Yılarca bir ezgi vardı dilimde
Yıllarca bir ezginin dilinde dolanıp durduğunu belirten müzisyen Yıldız Arslan, 30 yıl aradan sonra bu ezginin aslında babasının hep dinlediği Erivan radyosunda söylenmiş bir ezgi olduğunu öğreniyor. O dönemi şu sözlerle anlatıyor: “Lise yıllarında sanatla daha yakından ilgilenmeye başladım. Küçük skeçler yazarak müzikallerde oynadım. Sazı ise daha küçük yaşlarda çalmaya başladım. Zor koşullarda bile olsa saz çalma tutkumu hep korudum. Annem kızdığı için evimizin un ambarına gidip orada gizlice çalıyordum. İstanbul’da saz eğitimimi tamamladıktan sonra kirmançkî lehçesinde “Wengê Welat” adlı bir grup kurduk. Ancak kısa bir süre sonra grubumuz dağıldı. Daha sonra evrensel sanatlar müzik merkezinde ve Almanya’da şan dersleri almaya başladım. Kısa bir dönem de ses teknikleri üzerine çalışmalar yaptım. 2000 ile 2007 yıları arasında yaşadığım sağlık sorunlarından ötürü çalışmalarıma ara vermek zorunda kaldım. Sağlık sorunlarımı aştıktan sonra müzikle alakalı çalışmalarıma yeniden başladım. İlk klibimi de kendi köyümde çektim.”

Sanatı ölmüş bir toplum aydınlanamaz
“Sanat nedir ve sanatçı kimdir? soruları yaşam felsefeme yön verdi” diyen Arslan konuya dair görüşlerini şu cümleler ile aktarıyor: “Sanata bakış enstrümanla kıyaslanamayacak kadar kutsal olmalı. ‘Sanat; gönül gözümüzün dünyaya açılan kapısıdır’ diyordu saz hocam.   Sanatçı denince halkta hemen müzik akla geliyor. Oysa ki tiyatro, sinema, resim, şiir hepsi özünde sanattır. Sanatçı bana göre; her şeyden önce iyi bir insan olmaktır. İyi düşünüp iyi yapandır. Çağın sorunlarını sanatıyla işleyip, halktan aldığını yine halka sanatıyla sunabilendir… Daima toplumun yolunu aydınlatan, ışık vazifesi gören, gerçekleri estetik öğelerle birleştirerek insanların zihnine kazıyan ve aydınlık yarınların başlamasına destek olabilendir.
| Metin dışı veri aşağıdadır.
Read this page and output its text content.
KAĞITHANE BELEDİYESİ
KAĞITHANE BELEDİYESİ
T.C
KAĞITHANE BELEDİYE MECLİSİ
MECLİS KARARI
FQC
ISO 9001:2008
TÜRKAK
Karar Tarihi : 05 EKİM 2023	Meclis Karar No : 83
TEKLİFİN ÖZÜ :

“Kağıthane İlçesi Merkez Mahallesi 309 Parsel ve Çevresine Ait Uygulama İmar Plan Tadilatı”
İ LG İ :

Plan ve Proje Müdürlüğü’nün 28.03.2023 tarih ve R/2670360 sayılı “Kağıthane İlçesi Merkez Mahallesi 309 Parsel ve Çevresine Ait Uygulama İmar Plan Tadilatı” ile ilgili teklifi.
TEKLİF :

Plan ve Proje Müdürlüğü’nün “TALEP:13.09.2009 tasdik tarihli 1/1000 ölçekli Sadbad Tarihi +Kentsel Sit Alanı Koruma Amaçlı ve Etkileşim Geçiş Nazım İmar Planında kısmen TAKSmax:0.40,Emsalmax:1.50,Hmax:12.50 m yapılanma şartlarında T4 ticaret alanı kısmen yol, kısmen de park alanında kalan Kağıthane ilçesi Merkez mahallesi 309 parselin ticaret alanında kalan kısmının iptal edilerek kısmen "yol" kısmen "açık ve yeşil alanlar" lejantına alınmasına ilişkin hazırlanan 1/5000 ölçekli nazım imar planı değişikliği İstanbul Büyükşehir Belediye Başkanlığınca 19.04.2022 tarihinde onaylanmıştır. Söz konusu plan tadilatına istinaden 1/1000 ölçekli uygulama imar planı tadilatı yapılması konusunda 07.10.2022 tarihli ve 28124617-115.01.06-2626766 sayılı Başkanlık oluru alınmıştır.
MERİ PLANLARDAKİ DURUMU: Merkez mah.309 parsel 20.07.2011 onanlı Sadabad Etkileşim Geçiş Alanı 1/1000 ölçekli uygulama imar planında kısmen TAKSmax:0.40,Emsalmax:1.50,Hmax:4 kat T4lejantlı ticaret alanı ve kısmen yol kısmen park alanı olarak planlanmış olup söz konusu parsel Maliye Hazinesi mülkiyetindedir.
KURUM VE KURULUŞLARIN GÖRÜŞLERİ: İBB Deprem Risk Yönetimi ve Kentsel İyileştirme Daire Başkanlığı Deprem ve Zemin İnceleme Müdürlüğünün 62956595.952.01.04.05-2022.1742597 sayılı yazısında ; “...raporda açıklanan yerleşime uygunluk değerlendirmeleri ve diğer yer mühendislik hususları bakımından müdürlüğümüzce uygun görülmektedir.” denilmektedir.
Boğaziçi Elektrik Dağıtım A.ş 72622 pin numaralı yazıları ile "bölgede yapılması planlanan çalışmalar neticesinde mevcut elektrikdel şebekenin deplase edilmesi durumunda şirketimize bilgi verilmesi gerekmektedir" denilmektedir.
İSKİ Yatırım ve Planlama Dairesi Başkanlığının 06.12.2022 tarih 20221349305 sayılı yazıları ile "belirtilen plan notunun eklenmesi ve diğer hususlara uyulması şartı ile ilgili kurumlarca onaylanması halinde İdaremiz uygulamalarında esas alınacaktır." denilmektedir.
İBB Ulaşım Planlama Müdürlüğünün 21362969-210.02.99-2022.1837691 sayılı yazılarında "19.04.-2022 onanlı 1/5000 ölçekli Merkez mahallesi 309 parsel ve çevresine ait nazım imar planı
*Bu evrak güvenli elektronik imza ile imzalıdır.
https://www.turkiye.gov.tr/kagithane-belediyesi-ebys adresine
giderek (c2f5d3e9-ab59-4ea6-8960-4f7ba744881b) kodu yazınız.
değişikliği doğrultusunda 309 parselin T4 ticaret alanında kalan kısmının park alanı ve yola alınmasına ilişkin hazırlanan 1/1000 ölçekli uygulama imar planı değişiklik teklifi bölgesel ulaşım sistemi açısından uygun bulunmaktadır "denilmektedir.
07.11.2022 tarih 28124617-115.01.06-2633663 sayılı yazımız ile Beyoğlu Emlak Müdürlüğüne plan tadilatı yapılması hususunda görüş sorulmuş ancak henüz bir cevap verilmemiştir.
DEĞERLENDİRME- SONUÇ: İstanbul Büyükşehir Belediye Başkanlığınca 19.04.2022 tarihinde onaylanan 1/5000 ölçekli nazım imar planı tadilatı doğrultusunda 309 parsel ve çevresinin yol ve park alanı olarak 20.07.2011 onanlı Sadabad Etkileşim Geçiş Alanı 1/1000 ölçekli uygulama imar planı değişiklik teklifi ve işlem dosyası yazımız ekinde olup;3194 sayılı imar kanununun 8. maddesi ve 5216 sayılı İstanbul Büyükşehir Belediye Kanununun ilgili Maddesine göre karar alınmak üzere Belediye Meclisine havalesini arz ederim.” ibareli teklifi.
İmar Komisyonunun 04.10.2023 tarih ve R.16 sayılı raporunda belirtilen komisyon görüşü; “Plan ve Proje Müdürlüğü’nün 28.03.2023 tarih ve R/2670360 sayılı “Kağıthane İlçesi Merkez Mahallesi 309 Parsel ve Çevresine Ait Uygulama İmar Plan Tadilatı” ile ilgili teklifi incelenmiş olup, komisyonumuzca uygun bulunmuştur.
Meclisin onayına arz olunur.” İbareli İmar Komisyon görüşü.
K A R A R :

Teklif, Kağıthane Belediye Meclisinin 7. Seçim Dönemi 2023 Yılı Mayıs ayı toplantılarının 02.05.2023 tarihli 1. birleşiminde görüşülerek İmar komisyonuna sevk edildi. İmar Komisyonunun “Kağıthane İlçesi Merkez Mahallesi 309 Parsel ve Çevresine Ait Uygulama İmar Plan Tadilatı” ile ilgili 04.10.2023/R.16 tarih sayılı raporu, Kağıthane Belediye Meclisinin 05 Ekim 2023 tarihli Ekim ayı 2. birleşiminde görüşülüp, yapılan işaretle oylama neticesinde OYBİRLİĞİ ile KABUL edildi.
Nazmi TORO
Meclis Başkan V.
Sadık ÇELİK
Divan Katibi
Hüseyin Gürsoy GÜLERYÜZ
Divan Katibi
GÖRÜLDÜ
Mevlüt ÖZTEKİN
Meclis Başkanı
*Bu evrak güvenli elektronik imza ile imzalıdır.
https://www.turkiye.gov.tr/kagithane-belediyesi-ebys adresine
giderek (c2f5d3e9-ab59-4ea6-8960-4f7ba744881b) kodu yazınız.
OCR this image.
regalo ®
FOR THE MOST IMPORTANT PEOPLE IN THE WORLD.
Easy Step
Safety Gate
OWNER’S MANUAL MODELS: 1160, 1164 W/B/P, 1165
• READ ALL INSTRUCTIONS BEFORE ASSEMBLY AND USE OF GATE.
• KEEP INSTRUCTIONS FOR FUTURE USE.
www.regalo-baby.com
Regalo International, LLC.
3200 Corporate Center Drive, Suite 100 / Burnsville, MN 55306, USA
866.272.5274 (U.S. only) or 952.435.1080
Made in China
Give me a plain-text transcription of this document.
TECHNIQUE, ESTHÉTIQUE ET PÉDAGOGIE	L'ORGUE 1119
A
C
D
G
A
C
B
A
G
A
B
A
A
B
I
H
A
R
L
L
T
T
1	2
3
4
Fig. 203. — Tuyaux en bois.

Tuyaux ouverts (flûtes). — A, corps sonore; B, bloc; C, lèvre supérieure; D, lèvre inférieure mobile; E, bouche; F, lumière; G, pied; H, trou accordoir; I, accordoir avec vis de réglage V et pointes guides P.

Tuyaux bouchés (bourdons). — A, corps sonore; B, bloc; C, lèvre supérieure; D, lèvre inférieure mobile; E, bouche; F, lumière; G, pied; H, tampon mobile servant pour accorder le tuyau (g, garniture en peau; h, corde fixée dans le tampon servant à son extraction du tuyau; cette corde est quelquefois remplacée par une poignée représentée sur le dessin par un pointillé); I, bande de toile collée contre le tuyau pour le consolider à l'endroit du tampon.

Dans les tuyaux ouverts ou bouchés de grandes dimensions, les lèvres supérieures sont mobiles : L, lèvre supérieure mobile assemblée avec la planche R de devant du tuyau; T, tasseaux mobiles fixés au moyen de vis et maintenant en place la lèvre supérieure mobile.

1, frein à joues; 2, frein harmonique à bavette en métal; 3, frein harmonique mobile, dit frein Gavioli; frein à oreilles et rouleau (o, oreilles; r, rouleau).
Sanatı ölmüş bir toplum aydınlanamaz. Bence sanatçı muhalif yanını korumalıdır. Victor Jara ve Konstantin Weker bu anlamda örnek verilebilecek isimlerdir. Sanatı icra etmenin zorlukları elbette ki çoktur. Sanat üretmektir ama ne ürettiğiniz de önemli. Öte yandan Türkiye bir darbe ve hukuksuzluklar ülkesi olduğu için, sanatçılar olarak sesimizi duyurduğumuz birçok kültür-sanat kurumu, radyo ve televizyon kapatıldı. Yine entelektüel ve paylaşımcı özelliklerimizi geliştirmediğimiz sürece sanatçılığımız da tartışılır.”

Haykırış-Çığlık: Qîrayis
2015 yılında “Qîrayis” (haykırış-çığlık) adıyla bir albüm çıkartan Yıldız Arslan, albümünün savaş ve çatışmalı bir döneme denk geldiğinden dolayı iyi değerlendirilemediğini ifade ediyor. İlgili kurumların da yeterince dayanışmamasından dolayı albümün tanıtımını istenilen düzeyde yapamadığını ifade eden müzisyen, neden “Qîrayis” sorusuna ise şu yanıtı veriyor: “Çoğunluğu köyde geçen çocukluğum iyi hatıralar kadar kötü hatıralarla da dolu. Asker ve polislerce köylülere yapılan baskı ve işkenceler, ilkokulda Türkçe öğrenme zorunluluğu gibi örnekler zihnimde ‘neden’ sorusunu oluşturdu. Kendime sürekli ‘neden başka bir dille okuyup türkü söylüyorum, neden Kürtçe yasak?’ sorusunu yöneltip duruyordum. Çocukluğum asker ve polis korkusuyla geçti hep. Hiç unutmam; liseye giderken bir tabur asker arama yapmaya gelmişti. Defterlerimi sayfa sayfa aradılar, annemi korku sarmıştı. Anadili olan Kirmanckî lehçesiyle bana kızıp duruyordu. Sorunun sazım ve müzikle uğraşmam olduğunu sanıyordu. Sonraki yıllarda batıya göç edince bunun böyle olmadığını anladım. İşte o zamanlar 16 yaşlarımda ‘kimim, neden ve ne için’ sorgulamalarım başladı.. Haykırıyor ve çığlık atıyorsun ama duyan yok. İşte bu albümü bir coğrafyanın çığlığı (Qirayîs) olarak düşündüm. Yaşadıklarımız bizi takip eder. Ben de duygularımı böylece sanata dökerek ifade etmeye çalıştım.”

Faşizm bukalemun gibidir
İkinci klibini Belçika’da çeken müzisyen Yıldız Arslan; bu klip ile faşizmin aslında her dönem aynı olduğunu, sadece renk değiştirdiği mesajını vermek istediğini ifade ediyor. Yöresel anonim klamları derleyen müzisyen Yıldız Arslan sözlerini şu ifadeler ile sonlandırıyor: “Tarihi katliamlarla geçen bir coğrafyada ağıtların daha fazla bulunması bir hakikate işaret ediyor. Bu nedenle yaşamımızın ifadesi olan klam ve dengbêjlik kültürü sanatımızda da tabi ki yerini koruyacaktır.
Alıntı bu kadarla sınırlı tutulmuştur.